Símbolos de uma era pré-celular, os telefones de uso público (TUPs), popularmente conhecidos como orelhões, estão com os dias contados em Santa Gertrudes. Após uma mudança regulatória histórica na telefonia fixa brasileira, a concessionária Vivo iniciará a retirada gradual dos aparelhos remanescentes ao longo de 2026.

Atualmente, Santa Gertrudes conta com apenas 15 orelhões declarados à Agência Nacional de Telecomunicações (Anatel). Destes, 14 estão localizados nas imediações centrais e um no bairro Jardim Santa Catarina. De 2020 até o ano passado, o número de orelhões em Santa Gertrudes caiu de 20 unidades para as 15 atuais declaradas pela Anatel.

O QUE MUDOU?

A retirada é fruto de um processo de “adaptação do regime de prestação do serviço”. Até o final de 2025, a telefonia fixa operava sob regime público (concessão), o que obrigava as empresas a manterem metas de universalização, incluindo os orelhões. Desde 1º de janeiro de 2026, o serviço passou para o regime privado (autorização).

Como não há, em Santa Gertrudes, localidades consideradas “sem alternativa de voz” (onde o celular não pega), a Anatel liberou a operadora de manter os aparelhos na cidade. “A regra agora é a não obrigatoriedade. A exceção ocorre apenas em localidades sem serviço de voz substituto, o que não é o caso de Santa Gertrudes”, informou a Anatel em nota ao portal SGon.

Segundo a agência, não há uma data fixa para a remoção: “A retirada pode ocorrer a qualquer momento, seja por decisão da prestadora ou por pedido dos usuários”.

QUEDA NO USO E NOVOS INVESTIMENTOS

A mudança no comportamento do consumidor é o principal motivo para o fim dos aparelhos. Segundo dados da Vivo, o uso de orelhões no Estado de São Paulo despencou 93% nos últimos cinco anos. Em dezembro de 2025, o estado ainda contava com 28 mil unidades, mas a maioria já operava de forma obsoleta. Em nota, a Vivo confirmou que a retirada em Santa Gertrudes e demais cidades paulistas seguirá um cronograma operacional ao longo do ano.
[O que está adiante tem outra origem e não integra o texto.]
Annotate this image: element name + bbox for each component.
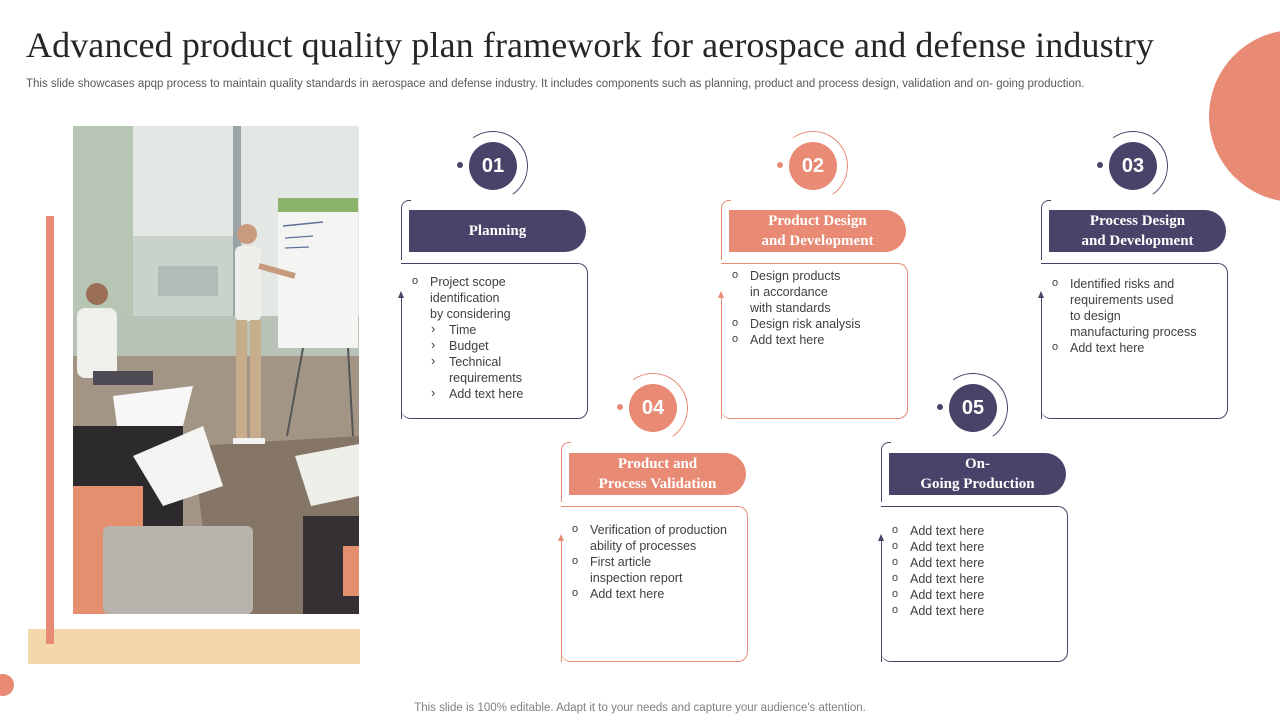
list-item: o Add text here: [1052, 340, 1224, 356]
page-title: Advanced product quality plan framework for aerospace and defense industry: [26, 25, 1154, 65]
step-05-list: [892, 523, 1064, 619]
list-item: o First article: [572, 554, 744, 570]
list-item: › Technical: [412, 354, 582, 370]
step-01-title: Planning: [409, 210, 586, 252]
step-05-ring-dot: [937, 404, 943, 410]
list-item: o Add text here: [732, 332, 902, 348]
list-item: o Add text here: [892, 571, 1064, 587]
step-04-title: Product and Process Validation: [569, 453, 746, 495]
list-item: ability of processes: [590, 539, 697, 553]
decorative-beige-bar: [28, 629, 360, 664]
footer-note: This slide is 100% editable. Adapt it to your needs and capture your audience's attention.: [414, 702, 866, 714]
step-01-ring-dot: [457, 162, 463, 168]
step-02-badge: 02: [789, 142, 837, 190]
list-item: requirements used: [1070, 293, 1174, 307]
decorative-orange-bar: [46, 216, 54, 644]
step-03-card-edge: [1041, 297, 1042, 419]
list-item: › Budget: [412, 338, 582, 354]
list-item: o Add text here: [572, 586, 744, 602]
step-04-list: [572, 522, 744, 602]
step-03-ring-dot: [1097, 162, 1103, 168]
step-04-card-edge: [561, 540, 562, 662]
step-02-ring-dot: [777, 162, 783, 168]
step-01-card-edge: [401, 297, 402, 419]
list-item: o Project scope: [412, 274, 582, 290]
list-item: o Verification of production: [572, 522, 744, 538]
list-item: o Add text here: [892, 539, 1064, 555]
list-item: o Identified risks and: [1052, 276, 1224, 292]
page-subtitle: This slide showcases apqp process to maintain quality standards in aerospace and defense industry. It includes components such as planning, product and process design, validation and on- going production.: [26, 78, 1085, 90]
step-04-badge: 04: [629, 384, 677, 432]
list-item: o Add text here: [892, 587, 1064, 603]
step-03-title: Process Design and Development: [1049, 210, 1226, 252]
step-05-card-edge: [881, 540, 882, 662]
list-item: o Design risk analysis: [732, 316, 902, 332]
step-02-title: Product Design and Development: [729, 210, 906, 252]
list-item: o Add text here: [892, 523, 1064, 539]
list-item: o Add text here: [892, 603, 1064, 619]
step-01-badge: 01: [469, 142, 517, 190]
step-05-badge: 05: [949, 384, 997, 432]
list-item: to design: [1070, 309, 1121, 323]
list-item: identification: [430, 291, 500, 305]
list-item: o Design products: [732, 268, 902, 284]
decorative-corner-dot: [0, 674, 14, 696]
step-04-ring-dot: [617, 404, 623, 410]
step-05-title: On- Going Production: [889, 453, 1066, 495]
list-item: by considering: [430, 307, 511, 321]
list-item: requirements: [449, 371, 522, 385]
list-item: › Time: [412, 322, 582, 338]
step-02-card-edge: [721, 297, 722, 419]
list-item: manufacturing process: [1070, 325, 1197, 339]
step-02-list: [732, 268, 902, 348]
decorative-corner-circle: [1209, 30, 1280, 202]
step-03-badge: 03: [1109, 142, 1157, 190]
meeting-photo: [73, 126, 359, 614]
list-item: with standards: [750, 301, 831, 315]
list-item: inspection report: [590, 571, 683, 585]
list-item: o Add text here: [892, 555, 1064, 571]
step-01-list: [412, 274, 582, 402]
list-item: in accordance: [750, 285, 828, 299]
list-item: › Add text here: [412, 386, 582, 402]
step-03-list: [1052, 276, 1224, 356]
Em troca do fim da obrigação de manter os orelhões, a empresa assumiu o compromisso de investir na modernização da infraestrutura digital. “O novo modelo permitirá à Vivo direcionar investimentos para tecnologias mais relevantes, como a ampliação da cobertura 4G e 5G em mais de mil municípios, além da expansão da rede de fibra óptica”, destacou a operadora à reportagem.

ONDE AINDA HAVERÁ ORELHÕES?

A Vivo manterá ativos, até o final de 2028, apenas os telefones públicos em áreas remotas atendidas exclusivamente pela operadora, visando garantir que nenhuma população fique isolada, mesmo que o uso seja quase inexistente.

POSICIONAMENTOS OFICIAIS

Anatel: A agência reforça que o Termo de Autocomposição firmado com a Telefônica não prevê a manutenção obrigatória em Santa Gertrudes por haver alternativas de comunicação (celular). A Anatel também esclarece que não monitora o tráfego de ligações por terminal, mas que a redução dos aparelhos acompanha a flexibilização das metas de universalização para incentivar a banda larga.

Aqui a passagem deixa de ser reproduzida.